CHA critica la política ganadera de la DGA sobre los cadáveres de animales

El diputado de CHA, Salvador Ariste, preguntará al consejero de Agricultura, Gonzalo Arguilé, si comparte el acuerdo de la Comisión de Agricultura del Congreso de los Diputados del 12 de abril que insta al Gobierno ?a impulsar el desarrollo de estudios y convenios entre Organismos de Investigación, Universidades, Administración y el propio sector para el desarrollo de nuevas técnicas de destrucción de cadáveres in situ en las explotaciones ganaderas de porcino, aves y conejos, como paso previo a una posible aprobación por las instancias comunitarias?.

La iniciativa fue presentada por el propio PSOE en el Congreso, partido al que pertenece el consejero de Agricultura y que, aquí en Aragón, votó en contra de una propuesta casi idéntica realizada por Chunta Aragonesista el pasado 2 de diciembre en las Cortes. Por aquellas fechas el departamento de Agricultura estaba a punto de poner en marcha el sistema obligatorio de recogida e incineración de cadáveres de animales en Aragón. ?Nuestro texto pedía concretamente que se impulsara también la búsqueda de alternativas a la incineración que siguieran permitiendo la eliminación de cadáveres en las propias granjas?, explica Ariste, para quien resulta ?inexplicable que el mismo partido sostenga posiciones tan radicalmente opuestas en este tema?.
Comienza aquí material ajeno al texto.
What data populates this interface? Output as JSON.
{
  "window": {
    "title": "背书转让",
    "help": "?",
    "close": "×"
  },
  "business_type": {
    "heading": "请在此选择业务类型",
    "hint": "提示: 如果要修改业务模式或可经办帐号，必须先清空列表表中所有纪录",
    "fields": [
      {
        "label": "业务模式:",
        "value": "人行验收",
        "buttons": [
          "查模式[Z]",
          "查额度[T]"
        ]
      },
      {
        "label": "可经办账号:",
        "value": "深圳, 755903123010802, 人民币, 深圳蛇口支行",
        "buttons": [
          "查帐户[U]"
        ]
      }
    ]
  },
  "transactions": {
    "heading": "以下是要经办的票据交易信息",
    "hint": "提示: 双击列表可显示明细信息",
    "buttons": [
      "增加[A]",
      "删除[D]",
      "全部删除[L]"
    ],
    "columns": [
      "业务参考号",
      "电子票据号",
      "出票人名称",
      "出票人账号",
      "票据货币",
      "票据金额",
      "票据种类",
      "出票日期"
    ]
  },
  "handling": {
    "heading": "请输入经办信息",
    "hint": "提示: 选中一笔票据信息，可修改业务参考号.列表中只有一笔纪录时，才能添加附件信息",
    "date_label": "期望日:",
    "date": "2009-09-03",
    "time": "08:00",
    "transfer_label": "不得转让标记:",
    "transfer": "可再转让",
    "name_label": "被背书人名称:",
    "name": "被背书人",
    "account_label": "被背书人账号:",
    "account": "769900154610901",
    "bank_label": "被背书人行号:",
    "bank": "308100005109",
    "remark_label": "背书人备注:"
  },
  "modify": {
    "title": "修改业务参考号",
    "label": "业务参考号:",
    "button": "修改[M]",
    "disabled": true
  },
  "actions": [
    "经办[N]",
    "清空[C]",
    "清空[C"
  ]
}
La portavoz del PSOE en las Cortes, Rosa Pons, alegó entonces, para explicar su rechazo a la propuesta de CHA, que ésta no era ?coherente y razonable? ya que la eliminación de cadáveres animales en las granjas ?era un sistema cuya seguridad no estaba del todo controlada?. Sin embargo, el PSOE en el Congreso señalaba todo lo contrario y se hacía eco de las dudas de los sectores ganaderos afectados, ?en especial los intensivos, que temen por la difusión de enfermedades entre las explotaciones durante el proceso obligatorio de recogida de los cadáveres?.

Para CHA, el acuerdo del Congreso de los Diputados debería ser respaldado y seguido por el Gobierno de Aragón, abandonando la errónea teoría de Arguilé de que el transporte e incineración de cadáveres es símbolo de modernidad: ?en realidad, esta práctica, adoptada en el seno de la Unión Europea, es una imposición de los países húmedos del norte, que por las características de su clima y suelos, sólo pueden eliminar los animales muertos con este sistema y quieren café para todos, de tal forma que los países mediterráneos compartamos los mismos gastos y no les quitemos competitividad?, afirma Ariste.